Garçon à l’immortelle beauté de Mort à Venise de Visconti, Björn Andrésen a combattu toute sa vie pour sortir de son statut d’image. Récit émouvant dans un documentaire à hauteur d’homme.

Björn Andrésen
Diffusion le 1er novembre à 23H00 sur Arte

Björn Andrésen. Personne ou à peu près ne connaît ce nom. Et pourtant, des générations de jeunes l’ont croisé sans même s’en rendre compte. Son physique d’ange blond a inspiré nombre de mangas japonais. Dont l’un des plus célèbres, Lady Oscar, diffusé au milieu des années 80 sur France 2, racontait les aventures d’une jeune femme travestie au temps de Marie-Antoinette. Mais Andrésen, c’est avant tout le jeune ado androgyne à la beauté hypnotique de Mort à Venise, sublime adaptation de la nouvelle de Thomas Mann par Visconti (Le Guépard). Mise en scène comme la variation du chant du cygne de l’artiste, le musicien Gustav von Aschenbach (grand Bogarde) et son attachement maladif à la beauté. Une beauté donc tout entière concentrée à ses yeux dans le corps adolescent de Tadzio (Andrésen), qui pointe du doigt dans la séquence finale du film un ailleurs invisible.
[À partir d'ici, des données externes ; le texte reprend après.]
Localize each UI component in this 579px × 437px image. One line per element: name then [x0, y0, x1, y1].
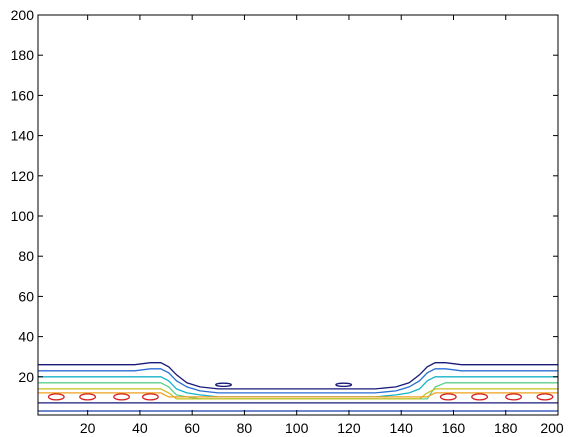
y-tick-label: 140	[11, 128, 35, 144]
x-tick-label: 40	[132, 420, 148, 436]
contour-loop	[505, 393, 523, 401]
contour-line	[38, 368, 558, 394]
y-tick-label: 100	[11, 208, 35, 224]
x-tick-label: 140	[390, 420, 414, 436]
x-tick-label: 60	[184, 420, 200, 436]
y-tick-label: 40	[18, 329, 34, 345]
plot-frame	[37, 14, 559, 416]
y-tick-label: 180	[11, 47, 35, 63]
y-tick-label: 120	[11, 168, 35, 184]
contour-loop	[215, 382, 232, 388]
y-tick-label: 20	[18, 369, 34, 385]
axes: 20 40 60 80 100 120 140 160 180 200 20 40 60 80 100 120…	[11, 7, 564, 436]
contour-lines	[38, 362, 558, 412]
x-tick-label: 160	[442, 420, 466, 436]
x-tick-label: 200	[540, 420, 564, 436]
contour-line	[38, 362, 558, 390]
y-tick-label: 60	[18, 288, 34, 304]
x-tick-label: 20	[80, 420, 96, 436]
contour-loop	[47, 393, 65, 401]
x-tick-label: 120	[337, 420, 361, 436]
y-tick-label: 80	[18, 248, 34, 264]
contour-loop	[113, 393, 131, 401]
contour-loop	[439, 393, 457, 401]
plot-background	[38, 15, 558, 415]
x-tick-label: 100	[285, 420, 309, 436]
contour-line	[38, 392, 558, 398]
x-tick-label: 180	[494, 420, 518, 436]
contour-loop	[141, 393, 159, 401]
x-tick-label: 80	[237, 420, 253, 436]
contour-loop	[79, 393, 97, 401]
contour-loop	[335, 382, 353, 388]
contour-loop	[536, 393, 554, 401]
y-tick-label: 160	[11, 87, 35, 103]
contour-line	[38, 388, 558, 400]
contour-loop	[471, 393, 489, 401]
y-tick-label: 200	[11, 7, 35, 23]
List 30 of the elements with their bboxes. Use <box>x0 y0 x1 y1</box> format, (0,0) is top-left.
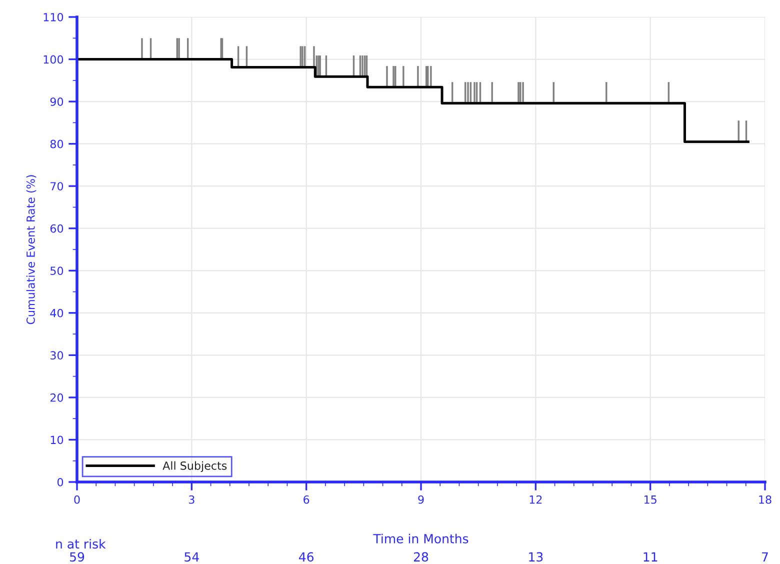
text: n at risk <box>56 538 106 549</box>
y-tick-label: 110 <box>44 12 64 22</box>
x-tick-label: 18 <box>759 495 772 504</box>
y-tick-label: 50 <box>50 266 64 276</box>
y-tick-label: 30 <box>50 351 64 360</box>
x-tick-label: 15 <box>644 496 656 504</box>
text: 11 <box>644 552 658 562</box>
text: All Subjects <box>162 461 227 472</box>
text: 59 <box>70 552 84 562</box>
y-tick-label: 60 <box>50 224 64 233</box>
text: 28 <box>414 552 428 562</box>
y-axis-title: Cumulative Event Rate (%) <box>26 175 36 324</box>
x-tick-label: 9 <box>418 495 424 504</box>
text: 13 <box>529 552 543 562</box>
text: 7 <box>762 552 768 562</box>
x-tick-label: 6 <box>304 495 310 504</box>
y-tick-label: 40 <box>50 308 64 318</box>
y-tick-label: 80 <box>50 140 64 148</box>
y-tick-label: 90 <box>50 98 64 106</box>
y-tick-label: 10 <box>50 436 64 444</box>
y-tick-label: 0 <box>57 478 64 486</box>
y-tick-label: 20 <box>50 393 64 402</box>
y-tick-label: 70 <box>50 182 64 190</box>
x-tick-label: 3 <box>188 495 194 504</box>
x-tick-label: 12 <box>530 495 542 504</box>
y-tick-label: 100 <box>44 55 64 64</box>
x-axis-title: Time in Months <box>373 534 468 544</box>
x-tick-label: 0 <box>74 495 80 504</box>
text: 54 <box>184 552 199 562</box>
text: 46 <box>298 552 314 562</box>
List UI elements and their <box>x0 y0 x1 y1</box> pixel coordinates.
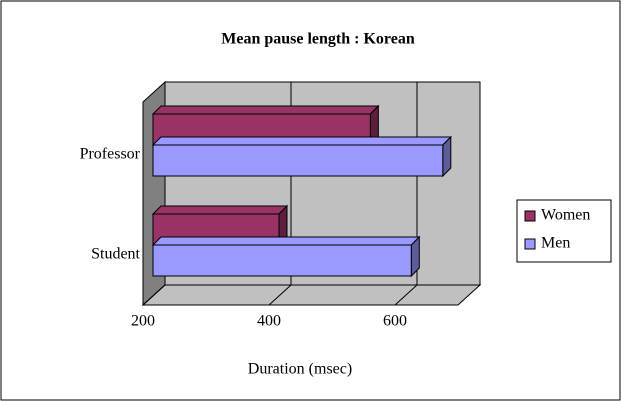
bar-face <box>151 205 289 215</box>
bar-face <box>151 136 453 146</box>
bar-face <box>151 236 421 246</box>
bar-face <box>152 144 444 177</box>
y-tick-label: Student <box>91 246 140 263</box>
bar <box>151 235 421 278</box>
floor-tick-line <box>268 284 292 306</box>
legend-label: Men <box>541 235 570 252</box>
x-tick-label: 400 <box>257 313 281 330</box>
y-tick-label: Professor <box>80 146 141 163</box>
legend-swatch <box>524 238 536 250</box>
legend-label: Women <box>541 207 590 224</box>
x-tick-label: 200 <box>131 313 155 330</box>
bar-face <box>152 244 412 277</box>
floor <box>141 284 482 306</box>
bar-face <box>151 105 380 115</box>
chart-title: Mean pause length : Korean <box>221 31 415 48</box>
bar <box>151 135 453 178</box>
floor-tick-line <box>142 284 166 306</box>
floor-tick-line <box>394 284 418 306</box>
legend <box>516 199 612 263</box>
x-tick-label: 600 <box>383 313 407 330</box>
x-axis-label: Duration (msec) <box>248 361 352 378</box>
legend-swatch <box>524 210 536 222</box>
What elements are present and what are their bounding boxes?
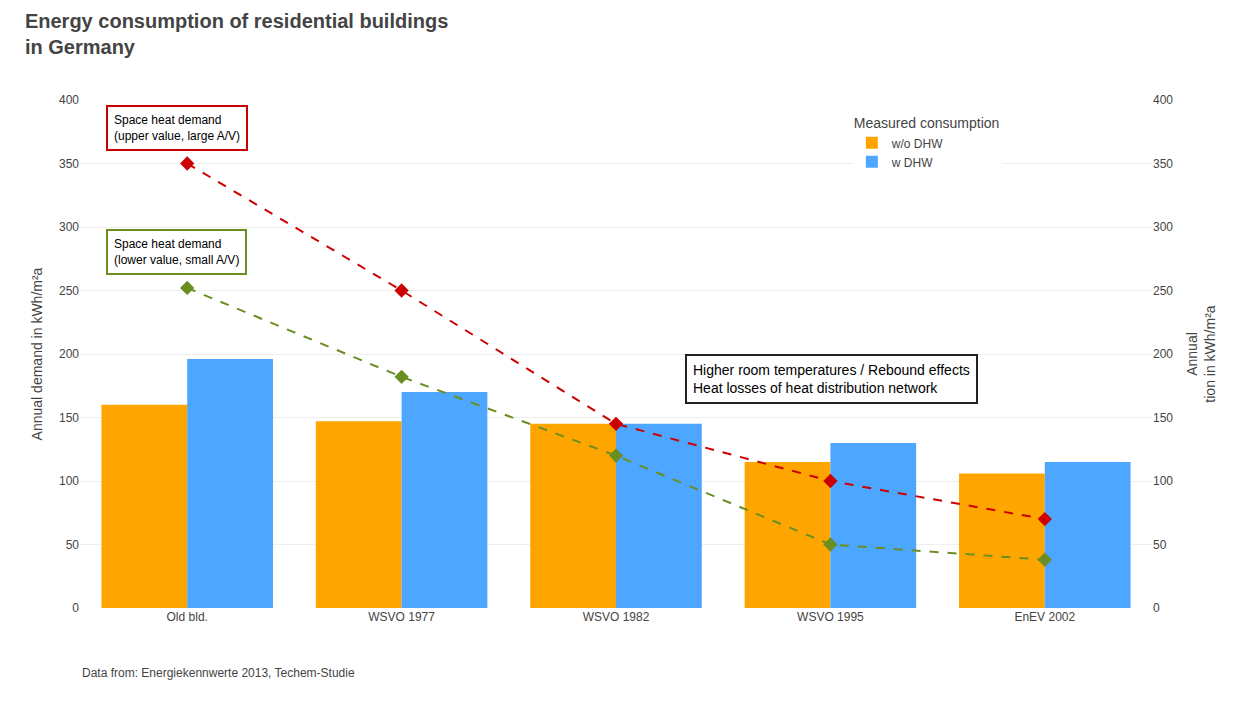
svg-text:Measured consumption: Measured consumption: [854, 115, 1000, 131]
svg-text:Energy consumption of resident: Energy consumption of residential buildi…: [25, 10, 448, 58]
svg-text:WSVO 1995: WSVO 1995: [797, 610, 864, 624]
svg-text:400: 400: [59, 93, 79, 107]
svg-text:150: 150: [1153, 411, 1173, 425]
svg-text:Annualtion in kWh/m²a: Annualtion in kWh/m²a: [1184, 305, 1218, 402]
svg-text:100: 100: [59, 474, 79, 488]
svg-text:Space heat demand(upper value,: Space heat demand(upper value, large A/V…: [114, 113, 240, 143]
svg-text:300: 300: [1153, 220, 1173, 234]
svg-text:Annual demand in kWh/m²a: Annual demand in kWh/m²a: [29, 267, 45, 440]
svg-text:250: 250: [59, 284, 79, 298]
svg-text:Data from: Energiekennwerte 20: Data from: Energiekennwerte 2013, Techem…: [82, 666, 355, 680]
svg-text:Space heat demand(lower value,: Space heat demand(lower value, small A/V…: [114, 237, 239, 267]
svg-text:50: 50: [66, 538, 80, 552]
svg-text:200: 200: [1153, 347, 1173, 361]
svg-text:w DHW: w DHW: [891, 156, 933, 170]
svg-text:350: 350: [59, 157, 79, 171]
svg-text:300: 300: [59, 220, 79, 234]
svg-text:WSVO 1977: WSVO 1977: [368, 610, 435, 624]
svg-text:400: 400: [1153, 93, 1173, 107]
svg-text:250: 250: [1153, 284, 1173, 298]
svg-text:EnEV 2002: EnEV 2002: [1014, 610, 1075, 624]
svg-text:350: 350: [1153, 157, 1173, 171]
svg-text:50: 50: [1153, 538, 1167, 552]
svg-text:Higher room temperatures / Reb: Higher room temperatures / Rebound effec…: [693, 362, 970, 396]
svg-text:100: 100: [1153, 474, 1173, 488]
svg-text:WSVO 1982: WSVO 1982: [583, 610, 650, 624]
svg-text:0: 0: [1153, 601, 1160, 615]
svg-text:150: 150: [59, 411, 79, 425]
svg-text:0: 0: [72, 601, 79, 615]
svg-text:w/o DHW: w/o DHW: [891, 137, 943, 151]
svg-text:Old bld.: Old bld.: [167, 610, 208, 624]
svg-text:200: 200: [59, 347, 79, 361]
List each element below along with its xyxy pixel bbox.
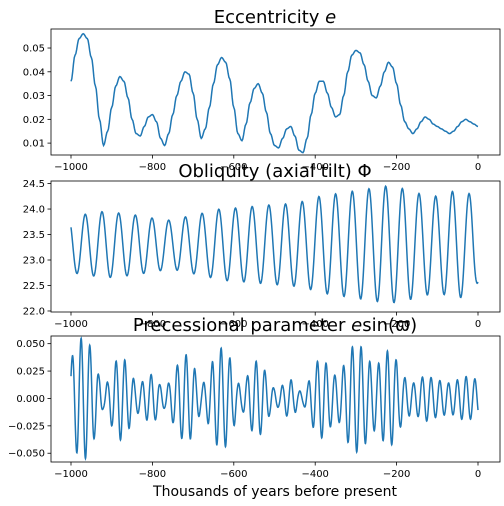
- precession-x-ticks: −1000 −800 −600 −400 −200 0: [54, 462, 481, 480]
- obliquity-y-tick-label: 24.5: [23, 179, 45, 190]
- obliquity-x-tick-label: −600: [220, 319, 247, 330]
- precession-y-tick-label: −0.025: [8, 421, 45, 432]
- obliquity-y-ticks: 22.0 22.5 23.0 23.5 24.0 24.5: [23, 179, 51, 317]
- precession-x-tick-label: 0: [475, 469, 481, 480]
- obliquity-series-line: [70, 184, 479, 304]
- obliquity-x-ticks: −1000 −800 −600 −400 −200 0: [54, 312, 481, 330]
- precession-panel: −0.050 −0.025 0.000 0.025 0.050 −1000 −800 −60…: [8, 315, 501, 500]
- eccentricity-panel: Eccentricity e 0.01 0.02 0.03 0.04 0.05 −100…: [23, 7, 501, 173]
- x-axis-label: Thousands of years before present: [152, 484, 397, 500]
- precession-y-tick-label: 0.050: [16, 339, 45, 350]
- eccentricity-x-ticks: −1000 −800 −600 −400 −200 0: [54, 155, 481, 173]
- eccentricity-x-tick-label: −200: [383, 162, 410, 173]
- obliquity-x-tick-label: −400: [301, 319, 328, 330]
- obliquity-y-tick-label: 23.0: [23, 256, 45, 267]
- precession-series-line: [70, 336, 479, 462]
- eccentricity-series-line: [70, 32, 479, 154]
- eccentricity-x-tick-label: −600: [220, 162, 247, 173]
- eccentricity-y-tick-label: 0.02: [23, 115, 45, 126]
- precession-x-tick-label: −1000: [54, 469, 88, 480]
- eccentricity-y-tick-label: 0.04: [23, 67, 45, 78]
- obliquity-x-tick-label: 0: [475, 319, 481, 330]
- obliquity-panel: 22.0 22.5 23.0 23.5 24.0 24.5 −1000 −800 −600 −4…: [23, 161, 501, 330]
- eccentricity-y-ticks: 0.01 0.02 0.03 0.04 0.05: [23, 44, 51, 150]
- obliquity-x-tick-label: −1000: [54, 319, 88, 330]
- obliquity-x-tick-label: −800: [139, 319, 166, 330]
- eccentricity-x-tick-label: −1000: [54, 162, 88, 173]
- precession-y-tick-label: 0.025: [16, 367, 45, 378]
- obliquity-y-tick-label: 22.5: [23, 281, 45, 292]
- eccentricity-y-tick-label: 0.01: [23, 139, 45, 150]
- precession-y-ticks: −0.050 −0.025 0.000 0.025 0.050: [8, 339, 51, 460]
- obliquity-axes-frame: [50, 180, 501, 313]
- eccentricity-x-tick-label: 0: [475, 162, 481, 173]
- eccentricity-y-tick-label: 0.05: [23, 44, 45, 55]
- precession-title: Precessional parameter esin(ϖ): [133, 315, 417, 336]
- obliquity-x-tick-label: −200: [383, 319, 410, 330]
- precession-axes-frame: [50, 335, 501, 463]
- obliquity-y-tick-label: 23.5: [23, 230, 45, 241]
- eccentricity-title: Eccentricity e: [214, 7, 337, 28]
- eccentricity-axes-frame: [50, 28, 501, 156]
- precession-y-tick-label: 0.000: [16, 394, 45, 405]
- precession-y-tick-label: −0.050: [8, 449, 45, 460]
- precession-x-tick-label: −800: [139, 469, 166, 480]
- eccentricity-x-tick-label: −400: [301, 162, 328, 173]
- eccentricity-x-tick-label: −800: [139, 162, 166, 173]
- precession-x-tick-label: −400: [301, 469, 328, 480]
- obliquity-title: Obliquity (axial tilt) Φ: [178, 161, 371, 182]
- obliquity-y-tick-label: 24.0: [23, 205, 45, 216]
- eccentricity-y-tick-label: 0.03: [23, 91, 45, 102]
- obliquity-y-tick-label: 22.0: [23, 306, 45, 317]
- precession-x-tick-label: −600: [220, 469, 247, 480]
- precession-x-tick-label: −200: [383, 469, 410, 480]
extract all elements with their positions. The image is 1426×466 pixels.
Lorsqu’il rencontre à 15 ans un Visconti subjugué par sa beauté pour le casting de Mort à Venise – comme on le voit dans ce documentaire émouvant, en réalité digest d’un film plus long, The Most Beautiful Boy In The World, de Kristina Lindström et Kristian Petri -, Andrésen est loin de se douter à quel point cet ailleurs invisible (le bonheur? La reconnaissance?) se bouchera pour lui en scellant son accord avec le réalisateur italien. Le jeune homme sera désormais prisonnier de son image, entérinée à jamais dans l’histoire du cinéma. “Le film a détruit ma vie”, dit Andrésen. Le documentaire raconte l’itinéraire tragique d’un enfant pas gâté. Qui se rêvait musicien. Et que l’on retrouve à 66 ans, métamorphosé, mais toujours traumatisé d’avoir reçu sur lui un jour la lumière des projecteurs. Qu’il se rassure, il aura eu en quelque sorte sa revanche: l’histoire se souvenant en effet de l’œuvre de Visconti comme de lui, comme d’une beauté “hors temps”, tant le monde d’aujourd’hui est gouverné par d’autres idoles moins gracieuses.